I was born with many advantages,” he begins.

 

“My family was wealthy and I had the best education, going to Eton, then Oxford. And yet despite it all, I never really conformed to the norms of my background. As with so many people, my life can be read as a struggle to find my own identity.” (http://bit.ly/nx98Bg

 

 

 

 

 

 

 

Exploring his identity initially by campaigning against (and over-turning) Eton’s centuries’ old fagging system (a Tom Brown’s School Days’ style system where young boys were forced to be servants for elders) he next set up an illegal butler service in LA before narrowly escaping being deported when US Immigration tracked him.

 

Arriving back in the UK, he went to Oxford University, set up a budget airline, sold it to Richard Branson (who renamed it Virgin) before giving in to convention and ending up a merchant banker.

 

“No one really knew what was involved; it just seemed the best and most glamorous way to make money. I kept up my wheeler-dealing, but to my shame joined the money herd,” James confesses.

 

“The seven years I spent in the City were the most depressing of my life, but I learned about hard work,” he muses.

 

“If you want to make money you have to sacrifice a lot, there’s little concept of a work/play balance. I rarely went on holiday, most weekends were spent in the office, everything was subordinated to the prime directive.”

 

“I shudder looking back: arriving at work for the 6.30 am meeting to hear an American voice on speaker telling us how the dollar would trade that day; talking clichéd nonsense to clients trying to solicit business; looking at the clock at 10.30 pm, wondering if it was too early to go home. What a mindless, soul-destroying life I led.”

 

Today he spends most mornings, cheerfully, in the gym.

 

“We’re meeting today at my gym because I’m an big exercise guy, I think if you’re fit you’re better able to do more,” he suggests.

 

Though he also owns up to being ‘very careful about what I eat’ he’s less rigid about alcohol, admitting he advises his 20 year old son ‘‘just drink vodka’. It’s delicious.”

 

“I try not to drink too much, though every so often I go a bit mad.
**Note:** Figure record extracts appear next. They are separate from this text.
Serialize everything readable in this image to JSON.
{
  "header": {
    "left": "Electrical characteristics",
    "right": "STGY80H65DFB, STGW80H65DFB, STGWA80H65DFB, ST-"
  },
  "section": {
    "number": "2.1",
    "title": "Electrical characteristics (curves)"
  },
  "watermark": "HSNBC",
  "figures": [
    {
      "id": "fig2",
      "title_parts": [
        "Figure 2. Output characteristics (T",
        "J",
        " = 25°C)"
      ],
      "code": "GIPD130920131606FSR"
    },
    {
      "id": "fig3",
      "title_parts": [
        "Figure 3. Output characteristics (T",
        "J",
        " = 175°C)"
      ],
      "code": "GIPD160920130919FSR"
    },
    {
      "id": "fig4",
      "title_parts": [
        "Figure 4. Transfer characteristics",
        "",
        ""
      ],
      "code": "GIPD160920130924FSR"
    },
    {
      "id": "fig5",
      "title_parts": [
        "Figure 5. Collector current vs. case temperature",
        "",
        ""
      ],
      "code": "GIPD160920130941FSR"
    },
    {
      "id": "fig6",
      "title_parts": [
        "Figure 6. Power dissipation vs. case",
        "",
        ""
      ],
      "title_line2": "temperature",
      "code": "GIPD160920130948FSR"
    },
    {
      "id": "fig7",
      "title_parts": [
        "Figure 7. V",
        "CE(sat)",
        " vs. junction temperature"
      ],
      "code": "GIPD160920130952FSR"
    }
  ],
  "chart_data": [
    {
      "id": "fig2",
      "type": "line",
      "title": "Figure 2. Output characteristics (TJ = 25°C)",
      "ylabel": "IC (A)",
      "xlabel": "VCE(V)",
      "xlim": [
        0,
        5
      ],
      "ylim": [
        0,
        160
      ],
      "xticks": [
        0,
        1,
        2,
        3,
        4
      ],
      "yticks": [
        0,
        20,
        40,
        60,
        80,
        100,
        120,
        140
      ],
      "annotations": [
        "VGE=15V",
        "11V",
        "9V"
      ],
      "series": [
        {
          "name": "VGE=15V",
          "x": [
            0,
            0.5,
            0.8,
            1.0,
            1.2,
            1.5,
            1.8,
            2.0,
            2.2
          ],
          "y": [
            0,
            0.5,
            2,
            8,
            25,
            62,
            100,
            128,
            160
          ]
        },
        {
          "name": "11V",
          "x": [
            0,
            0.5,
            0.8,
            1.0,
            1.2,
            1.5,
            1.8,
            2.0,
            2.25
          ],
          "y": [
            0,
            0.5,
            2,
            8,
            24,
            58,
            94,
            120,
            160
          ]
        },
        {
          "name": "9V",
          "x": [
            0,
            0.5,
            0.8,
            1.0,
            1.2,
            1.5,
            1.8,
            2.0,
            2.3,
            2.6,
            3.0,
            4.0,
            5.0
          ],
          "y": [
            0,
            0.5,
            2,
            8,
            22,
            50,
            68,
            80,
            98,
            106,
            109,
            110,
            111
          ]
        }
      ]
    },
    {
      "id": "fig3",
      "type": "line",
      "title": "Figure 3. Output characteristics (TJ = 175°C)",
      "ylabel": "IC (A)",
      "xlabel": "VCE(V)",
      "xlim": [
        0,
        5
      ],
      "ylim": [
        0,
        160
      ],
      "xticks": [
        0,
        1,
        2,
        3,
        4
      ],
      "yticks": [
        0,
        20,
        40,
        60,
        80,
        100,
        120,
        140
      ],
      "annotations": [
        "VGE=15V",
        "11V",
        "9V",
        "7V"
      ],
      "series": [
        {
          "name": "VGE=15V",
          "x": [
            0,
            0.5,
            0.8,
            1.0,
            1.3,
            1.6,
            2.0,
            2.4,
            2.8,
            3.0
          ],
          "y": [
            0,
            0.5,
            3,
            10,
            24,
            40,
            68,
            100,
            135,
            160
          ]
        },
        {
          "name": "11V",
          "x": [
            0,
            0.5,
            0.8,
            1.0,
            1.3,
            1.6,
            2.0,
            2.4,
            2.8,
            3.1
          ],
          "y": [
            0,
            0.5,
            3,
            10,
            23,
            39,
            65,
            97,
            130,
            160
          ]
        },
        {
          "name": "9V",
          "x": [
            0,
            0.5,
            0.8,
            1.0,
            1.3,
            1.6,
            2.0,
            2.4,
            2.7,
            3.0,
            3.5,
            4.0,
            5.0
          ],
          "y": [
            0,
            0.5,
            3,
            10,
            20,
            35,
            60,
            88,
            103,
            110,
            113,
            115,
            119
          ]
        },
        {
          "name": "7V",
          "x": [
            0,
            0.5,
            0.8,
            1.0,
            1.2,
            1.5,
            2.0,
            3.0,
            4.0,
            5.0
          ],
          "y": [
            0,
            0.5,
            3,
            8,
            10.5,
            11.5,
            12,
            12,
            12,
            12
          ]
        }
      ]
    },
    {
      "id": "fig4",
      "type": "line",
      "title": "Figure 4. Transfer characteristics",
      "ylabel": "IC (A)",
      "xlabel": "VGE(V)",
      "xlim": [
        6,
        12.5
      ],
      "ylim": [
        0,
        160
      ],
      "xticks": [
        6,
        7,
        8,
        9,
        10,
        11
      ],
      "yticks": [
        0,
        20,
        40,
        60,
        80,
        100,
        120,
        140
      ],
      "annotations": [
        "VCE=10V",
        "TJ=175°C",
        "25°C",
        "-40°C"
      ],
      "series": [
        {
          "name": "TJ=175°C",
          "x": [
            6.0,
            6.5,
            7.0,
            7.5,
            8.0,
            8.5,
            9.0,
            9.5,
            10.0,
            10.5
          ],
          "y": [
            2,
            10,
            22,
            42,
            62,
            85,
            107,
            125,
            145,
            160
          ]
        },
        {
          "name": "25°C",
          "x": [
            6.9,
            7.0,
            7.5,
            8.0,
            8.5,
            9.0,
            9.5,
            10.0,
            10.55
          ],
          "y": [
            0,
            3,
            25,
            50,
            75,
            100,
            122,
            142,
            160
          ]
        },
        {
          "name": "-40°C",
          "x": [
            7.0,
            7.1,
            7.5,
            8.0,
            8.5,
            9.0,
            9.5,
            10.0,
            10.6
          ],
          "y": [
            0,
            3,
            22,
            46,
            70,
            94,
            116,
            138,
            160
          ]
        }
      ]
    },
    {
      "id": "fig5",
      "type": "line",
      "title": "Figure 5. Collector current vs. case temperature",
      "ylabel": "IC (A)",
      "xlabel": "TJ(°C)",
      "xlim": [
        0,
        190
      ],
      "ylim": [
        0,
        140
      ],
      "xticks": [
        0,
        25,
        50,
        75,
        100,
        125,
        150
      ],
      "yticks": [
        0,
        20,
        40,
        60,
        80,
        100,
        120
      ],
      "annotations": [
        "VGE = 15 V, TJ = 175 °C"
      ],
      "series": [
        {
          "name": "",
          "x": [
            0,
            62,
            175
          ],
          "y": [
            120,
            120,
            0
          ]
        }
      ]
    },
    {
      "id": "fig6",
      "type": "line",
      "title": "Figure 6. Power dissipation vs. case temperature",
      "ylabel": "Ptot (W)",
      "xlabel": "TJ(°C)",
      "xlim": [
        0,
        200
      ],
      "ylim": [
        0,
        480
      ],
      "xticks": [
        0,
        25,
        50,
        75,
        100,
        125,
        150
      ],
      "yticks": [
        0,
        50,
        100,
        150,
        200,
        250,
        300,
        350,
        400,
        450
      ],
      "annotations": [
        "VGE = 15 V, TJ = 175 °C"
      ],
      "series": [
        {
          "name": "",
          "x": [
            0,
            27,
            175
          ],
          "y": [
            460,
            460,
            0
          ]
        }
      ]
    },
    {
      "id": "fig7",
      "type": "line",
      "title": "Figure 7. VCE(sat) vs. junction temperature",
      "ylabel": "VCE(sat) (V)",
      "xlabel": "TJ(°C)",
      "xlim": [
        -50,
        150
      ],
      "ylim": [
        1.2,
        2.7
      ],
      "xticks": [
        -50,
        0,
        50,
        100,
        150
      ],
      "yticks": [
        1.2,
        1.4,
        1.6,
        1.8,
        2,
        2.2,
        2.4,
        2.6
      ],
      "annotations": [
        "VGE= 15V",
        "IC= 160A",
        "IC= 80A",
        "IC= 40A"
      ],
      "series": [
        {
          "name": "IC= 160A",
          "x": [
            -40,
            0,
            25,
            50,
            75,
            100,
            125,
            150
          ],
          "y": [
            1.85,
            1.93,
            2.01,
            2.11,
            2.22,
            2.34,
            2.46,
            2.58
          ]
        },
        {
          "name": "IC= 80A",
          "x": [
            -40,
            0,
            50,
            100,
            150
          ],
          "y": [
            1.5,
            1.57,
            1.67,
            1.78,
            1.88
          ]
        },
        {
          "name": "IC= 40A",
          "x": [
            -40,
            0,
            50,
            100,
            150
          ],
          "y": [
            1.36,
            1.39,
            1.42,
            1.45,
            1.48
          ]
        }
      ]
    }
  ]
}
I guess, deep down, the reason I’ve never taken drugs must be fear of losing control,” says James.

 

“A large part of me thinks doing drugs is unnecessary. I know I can drink vodka.”

 

“For example, I’m nervous about flying so I’ll have two or three vodkas and I’m happy. If I’m at a party and I want to anaesthetise myself because people are too boring then I’ll drink then too. Or perhaps I’ll have a really great cocktail. But I could never put anything in my nose.”

 

“I think it would fit the story more if I’d done drugs, but I have plenty of vices, Jonty, and I’ve done plenty of stuff. Maybe one day I will, who knows,” he smiles.